One of modern progressivism's enduring failures is its belief in the motivating power of national polls. For instance, just look at the polls on unemployment, progs say; We the People -- and isn't it peculiar how the right deploys the same self-majoritarian term? -- care less about climbing deficits than we do plunging jobs. So naturally the pols should listen and advocate (wisely, in my opinion) stimulus, for the time being, over fiscal restraint.
But of course they advocate no such thing. Why? It's seems, according to another of progressivism's enduring errors, that politicians simply enjoy practicing betrayal. They too can read polls, they know what "the people" want, what they demand, yet those pols are unspeakably corrupt, bought off by "corporatist" villains. Such is progressivism's explanatory worldview.
There are, however, a couple of flies in this argumentational ointment.
First, some of its leading lights don't know how to read a poll. This point was driven violently home the other day when I discovered in Firedoglake that a whopping 80 percent of the public supports government spending on jobs. Yeah! We the People speak! Well, actually, 38 percent of the people spoke along those lines, for in reality: When asked if they support spending on jobs, only 48 percent of respondents said yes; when then asked if they still would support spending if it meant an uptick in the deficit, 80 percent of the 48 percent said yes (hence the final 38 percent, and the vastly misinterpreted 80).

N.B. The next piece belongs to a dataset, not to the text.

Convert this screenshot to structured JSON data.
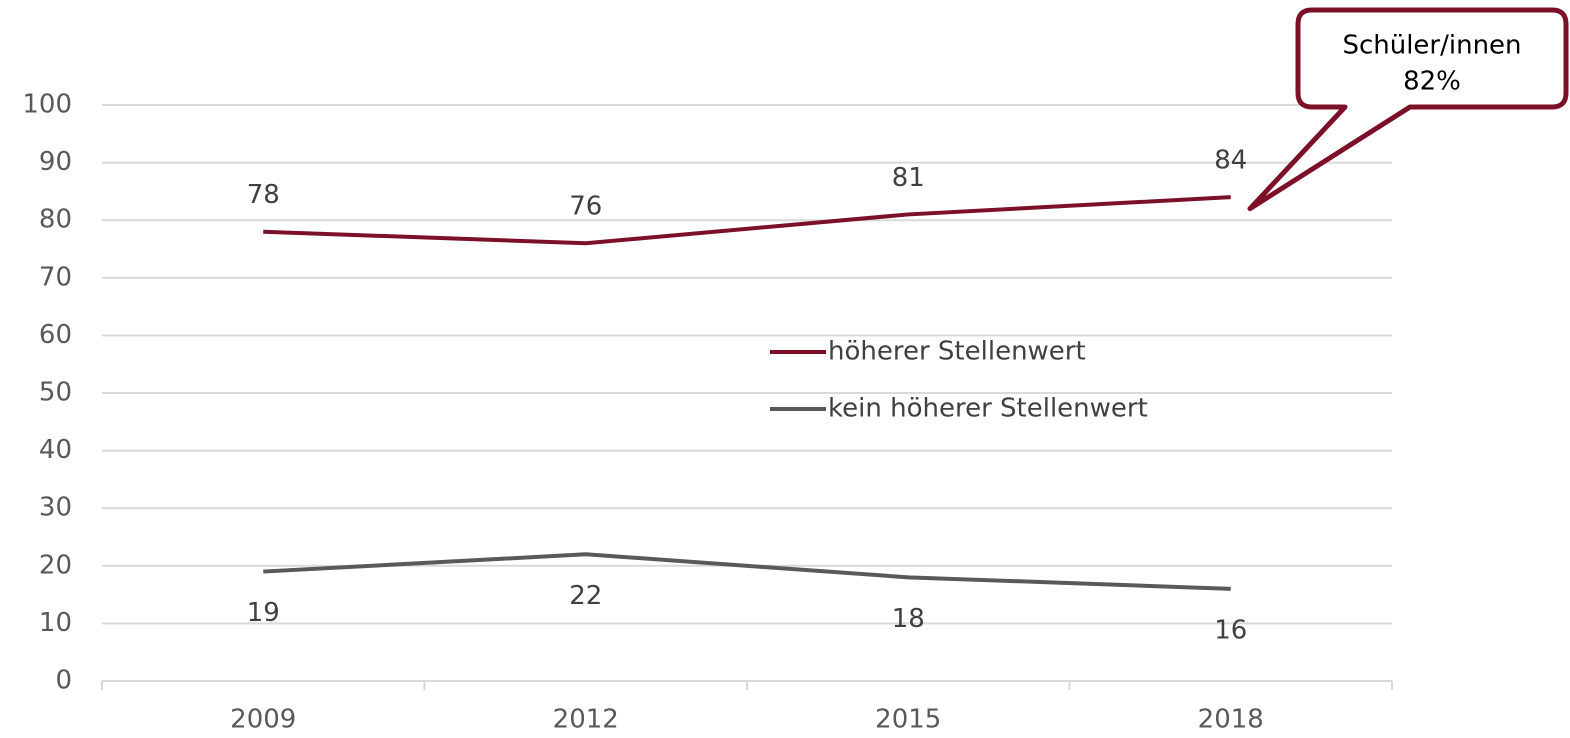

How could Firedoglake commit such a sloppy and amateurish mistake? Simple. It wanted to believe in The People.
As for those insensate pols? Here's the Times' Paul Krugman this morning, compressing their insufferable hypocrisy:
[W]e see Congress sitting on its hands, with Republicans and conservative Democrats refusing to spend anything to create jobs...; fighting deficits, they insist, must take priority over everything else -- everything else, that is, except tax cuts for the rich, which must be extended, no matter how much red ink they create.
Yet hypocrisy isn't the same as insensitivity to the people's will, which, when analyzed through polling in the assorted politicians' districts or states, commonly reveals an anti-stimulus attitude. That attitude may be in profound economic error, nevertheless it is sainted public opinion. In short, let us indulge in the brutality of relentless objectivity by asking ourselves: Why, in a representative democracy, should a Nebraska congressman give a damn about what the good progressive people of San Francisco think?
Because, I hear you cry, It's the right thing to do. Which, as policy, it is. But wait. I thought that chief among progressive doctrine was an unerring allegiance to what "We the People" demand. Not true, it seems, when representative democracy conflicts with desired policy goals.
The point of all this you've probably gathered. While progressive goals may indeed be desirable, "movement" progressivism suffers from debilitating, organic contradictions which are blisteringly clear to the attentive swing-voting middle -- that is, where most of the votes are.
My suggestion? For starters, that movement progressives stop the celebratory cheerleading; that they stop claiming a majority will they so vividly lack. The true majority may not comprehend the fundamentals of post-Keynesian economics, but they do have an uncanny penchant for recognizing -- and more important, honoring -- self-honesty, the practice of which could someday actually put progressivism in the majority.